We Can Solve the Drug Problem Without Resorting to Killing People
- Raymund Narag
- Aug 4
- 2 min read

It’s not a radical thought. It’s not even a new one. It’s just the one that keeps getting buried under the sound of gunfire and the haze of fear. Because we’ve been made to believe that the only way to fix our drug problem is through force. That the only way to cleanse our streets is through blood. That the only way to end addiction is to end the addict.
But there is another war. One that doesn’t need bullets. One that requires something far more radical than violence: thinking.

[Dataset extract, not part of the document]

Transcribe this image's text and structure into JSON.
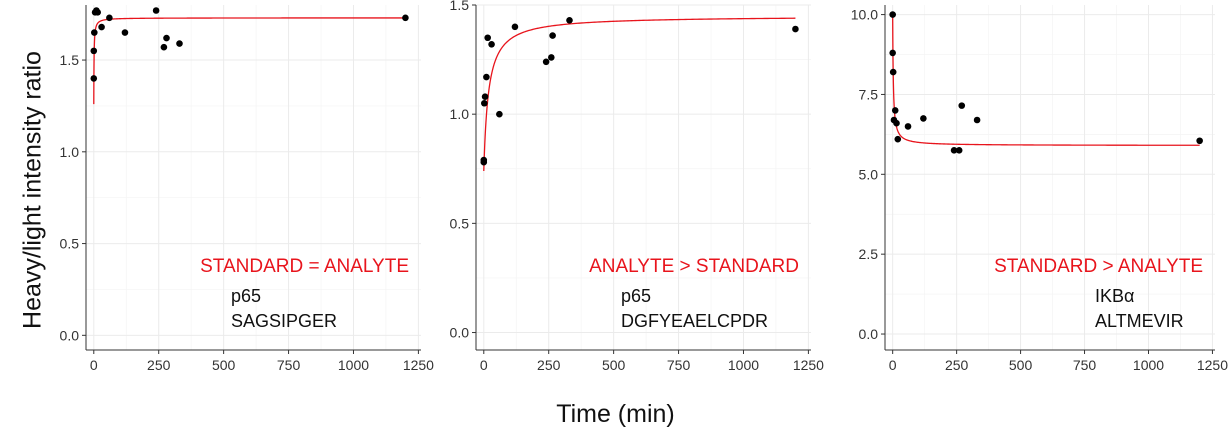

First, we wield the power of the criminal justice system—not like a bludgeon, but like a scalpel. Carefully, precisely. The police must arrest only those for whom they have done their homework. Not by hearsay, not by gut feel, not by planting evidence or manufacturing guilt, but through proper surveillance, proper investigation, proper procedures. Cases must be built like solid houses—brick by brick, fact by fact. No shortcuts. No frame-ups. No cardboard signs saying "pusher" hung on corpses on sidewalks.
And once they are in custody, let us not throw their humanity out with the bathwater. Let the accused be heard. Let their rights be respected. Let due process work. Let the Rule of Just Law, recently enshrined, be the guiding doctrine. Let the system breathe.

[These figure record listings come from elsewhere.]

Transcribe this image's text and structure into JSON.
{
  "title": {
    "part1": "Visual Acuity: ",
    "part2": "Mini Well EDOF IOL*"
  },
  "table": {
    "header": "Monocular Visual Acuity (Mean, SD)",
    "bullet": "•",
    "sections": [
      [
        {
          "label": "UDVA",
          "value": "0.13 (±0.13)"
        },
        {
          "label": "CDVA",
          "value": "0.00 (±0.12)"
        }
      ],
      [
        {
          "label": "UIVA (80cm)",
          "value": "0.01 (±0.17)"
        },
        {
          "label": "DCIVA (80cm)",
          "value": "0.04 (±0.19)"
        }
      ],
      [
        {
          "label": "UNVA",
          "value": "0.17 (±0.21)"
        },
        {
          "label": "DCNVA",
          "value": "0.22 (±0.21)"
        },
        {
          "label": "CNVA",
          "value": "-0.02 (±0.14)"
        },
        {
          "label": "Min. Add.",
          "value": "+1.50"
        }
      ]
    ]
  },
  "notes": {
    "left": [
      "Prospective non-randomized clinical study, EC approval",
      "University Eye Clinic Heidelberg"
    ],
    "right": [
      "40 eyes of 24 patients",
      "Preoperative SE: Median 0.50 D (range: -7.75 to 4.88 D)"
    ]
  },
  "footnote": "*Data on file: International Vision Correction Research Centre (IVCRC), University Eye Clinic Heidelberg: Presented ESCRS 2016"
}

And then, rehabilitation. Not retribution.
Because people don’t use drugs in a vacuum. They use it for reasons. Some take them to stay awake for long shifts in the factories or on the roads. Some to blunt the pain of poverty. Some to escape the grinding monotony of slums without light, without options, without dreams. Some because their parents are out working, and the streets are the only guardians they know. Some because the community has long normalized what the law merely criminalized.
The answer, then, is not to kill the user. The answer is to understand them.

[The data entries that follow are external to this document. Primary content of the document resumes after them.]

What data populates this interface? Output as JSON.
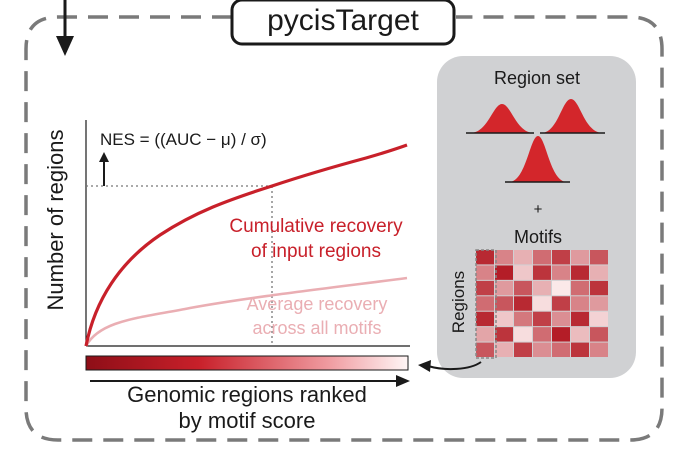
{
  "diagram": {
    "title": "pycisTarget",
    "y_axis_label": "Number of regions",
    "x_axis_label_line1": "Genomic regions ranked",
    "x_axis_label_line2": "by motif score",
    "formula": "NES = ((AUC − μ) / σ)",
    "cumulative_label_line1": "Cumulative recovery",
    "cumulative_label_line2": "of input regions",
    "average_label_line1": "Average recovery",
    "average_label_line2": "across all motifs",
    "panel": {
      "region_set_label": "Region set",
      "plus_label": "+",
      "motifs_label": "Motifs",
      "regions_label": "Regions"
    },
    "colors": {
      "dark_red": "#c8202a",
      "light_red": "#eaaeb3",
      "panel_gray": "#d0d1d3",
      "dashed_border": "#7a7a7a"
    },
    "heatmap": [
      [
        0.9,
        0.5,
        0.3,
        0.6,
        0.8,
        0.4,
        0.7
      ],
      [
        0.5,
        0.95,
        0.2,
        0.85,
        0.5,
        0.9,
        0.3
      ],
      [
        0.8,
        0.4,
        0.7,
        0.3,
        0.05,
        0.6,
        0.85
      ],
      [
        0.6,
        0.7,
        0.9,
        0.1,
        0.8,
        0.5,
        0.4
      ],
      [
        0.9,
        0.2,
        0.55,
        0.8,
        0.45,
        0.9,
        0.15
      ],
      [
        0.35,
        0.85,
        0.1,
        0.6,
        0.95,
        0.25,
        0.7
      ],
      [
        0.7,
        0.3,
        0.8,
        0.45,
        0.6,
        0.85,
        0.5
      ]
    ]
  }
}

That means the government must do more than wage a war. It must build a peace. It must build systems that prevent addiction from taking root. Create jobs. Keep families whole. Provide daycare and after-school programs. Rebuild parks instead of jails. Fund community centers instead of detention centers. Give people a reason to live, not a sentence to die.
And yes, the courts, too, must evolve. Judges, prosecutors, public defenders—let them talk to each other, not just across courtroom benches, but across sectors. Build diversion programs. Offer options. Make drug treatment a pathway to healing, not a detour to punishment.
Let us not forget: not everyone who uses is a criminal. And not everyone who deals is evil. Sometimes, they are simply people who ran out of choices.
This is not rocket science. This is just common sense. The kind of sense we lose when we let fear rule the day and rage rule the night.
We can fix the drug problem. But only if we stop waging war on the people we’re trying to save.
Because the real war is not against drugs.
It’s against despair.
And that, unlike the killings, is a war worth fighting.